A woman has been awarded £30,000 from her father’s estate despite the fact that he made it clear he had disinherited his children, in the first judgment of its kind since a landmark Supreme Court ruling that was thought to clarify testamentary freedom and what constitutes reasonable provision.
Elena Nahajec was awarded the figure from Stanley Nahajec’s £240,000 estate under the Inheritance (Provision for Family and Dependants) Act 1975.
In the judgment, handed down at the County Court at Leeds, His Honour Judge Saffman said Nahajec should be due maintenance because she wanted to complete a veterinary course.
The award was despite her having almost no contact with her father for several years before his death 2015. He left a letter explicitly disinheriting all three of his children, instead leaving the whole of his estate to his friend Stephen Fowle.
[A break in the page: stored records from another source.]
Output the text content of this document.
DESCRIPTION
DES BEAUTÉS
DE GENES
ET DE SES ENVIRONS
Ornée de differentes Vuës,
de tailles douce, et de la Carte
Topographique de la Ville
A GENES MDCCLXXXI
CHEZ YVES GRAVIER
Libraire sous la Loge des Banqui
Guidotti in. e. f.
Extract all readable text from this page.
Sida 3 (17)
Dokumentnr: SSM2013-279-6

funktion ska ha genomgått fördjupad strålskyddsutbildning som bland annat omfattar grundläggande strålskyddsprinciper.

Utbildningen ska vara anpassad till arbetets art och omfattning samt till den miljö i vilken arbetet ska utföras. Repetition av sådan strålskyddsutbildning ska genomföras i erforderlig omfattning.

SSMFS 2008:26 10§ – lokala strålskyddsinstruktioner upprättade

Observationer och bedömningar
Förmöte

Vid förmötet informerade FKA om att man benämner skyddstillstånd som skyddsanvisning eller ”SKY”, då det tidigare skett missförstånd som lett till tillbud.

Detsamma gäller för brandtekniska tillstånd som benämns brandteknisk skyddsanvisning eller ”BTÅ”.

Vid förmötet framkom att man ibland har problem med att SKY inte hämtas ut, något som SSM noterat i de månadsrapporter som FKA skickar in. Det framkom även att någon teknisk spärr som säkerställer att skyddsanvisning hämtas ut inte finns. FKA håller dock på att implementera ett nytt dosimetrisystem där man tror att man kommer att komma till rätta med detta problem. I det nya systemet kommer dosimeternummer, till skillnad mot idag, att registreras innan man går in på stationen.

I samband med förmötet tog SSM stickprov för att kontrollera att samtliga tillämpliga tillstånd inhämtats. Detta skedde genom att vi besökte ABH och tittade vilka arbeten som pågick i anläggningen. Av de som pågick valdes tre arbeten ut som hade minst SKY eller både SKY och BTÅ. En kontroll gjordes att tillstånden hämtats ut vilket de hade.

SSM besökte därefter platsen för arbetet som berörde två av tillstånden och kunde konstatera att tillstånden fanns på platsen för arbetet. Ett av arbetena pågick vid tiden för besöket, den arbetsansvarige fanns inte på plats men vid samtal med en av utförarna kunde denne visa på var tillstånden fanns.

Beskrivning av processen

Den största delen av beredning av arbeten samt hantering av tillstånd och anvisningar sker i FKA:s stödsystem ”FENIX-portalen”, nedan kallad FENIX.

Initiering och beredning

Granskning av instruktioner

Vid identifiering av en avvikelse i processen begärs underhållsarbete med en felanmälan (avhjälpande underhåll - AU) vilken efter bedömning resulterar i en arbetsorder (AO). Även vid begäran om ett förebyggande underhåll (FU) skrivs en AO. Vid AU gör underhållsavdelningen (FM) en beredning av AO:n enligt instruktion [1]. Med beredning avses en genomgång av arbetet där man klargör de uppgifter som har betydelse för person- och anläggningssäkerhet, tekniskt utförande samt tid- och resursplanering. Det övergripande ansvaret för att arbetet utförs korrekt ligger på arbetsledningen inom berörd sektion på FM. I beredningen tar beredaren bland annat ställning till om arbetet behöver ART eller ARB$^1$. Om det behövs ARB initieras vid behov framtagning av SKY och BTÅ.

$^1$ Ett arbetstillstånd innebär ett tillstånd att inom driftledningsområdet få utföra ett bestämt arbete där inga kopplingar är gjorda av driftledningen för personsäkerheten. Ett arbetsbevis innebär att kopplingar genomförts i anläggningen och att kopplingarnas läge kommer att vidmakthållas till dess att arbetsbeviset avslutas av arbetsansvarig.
Mark Nahajec, a half-sibling of Elena who was unable to work through ill-health, made a claim under the 1975 act which was settled for £22,000. The third sibling, Philip Nahajec, made no claim.
Julia Burns, associate in the wills, trusts and estates disputes team at Irwin Mitchell Private Wealth, said that after Ilott it was thought that estrangement could be fatal or severely reduce the value of an award.
‘The award was 11.3% of the estate which is very similar to that in the Ilott case (within 1%). There was specific mention of her wanting to do a veterinary course so this is an example of something that falls under the definition of “maintenance” post Ilott. This means that estranged child claims are not dead in the water but suggests that any claimants will need to show a track record of reconciliation attempts in order for the Judges to consider their views.’
Saffman wrote: ‘£30,000 is my best estimate of the capitalised cost of maintenance for a reasonable time going forward to take into account the possibility, albeit contingent, of the claimant undertaking a course which ultimately results in her becoming a veterinary nurse.’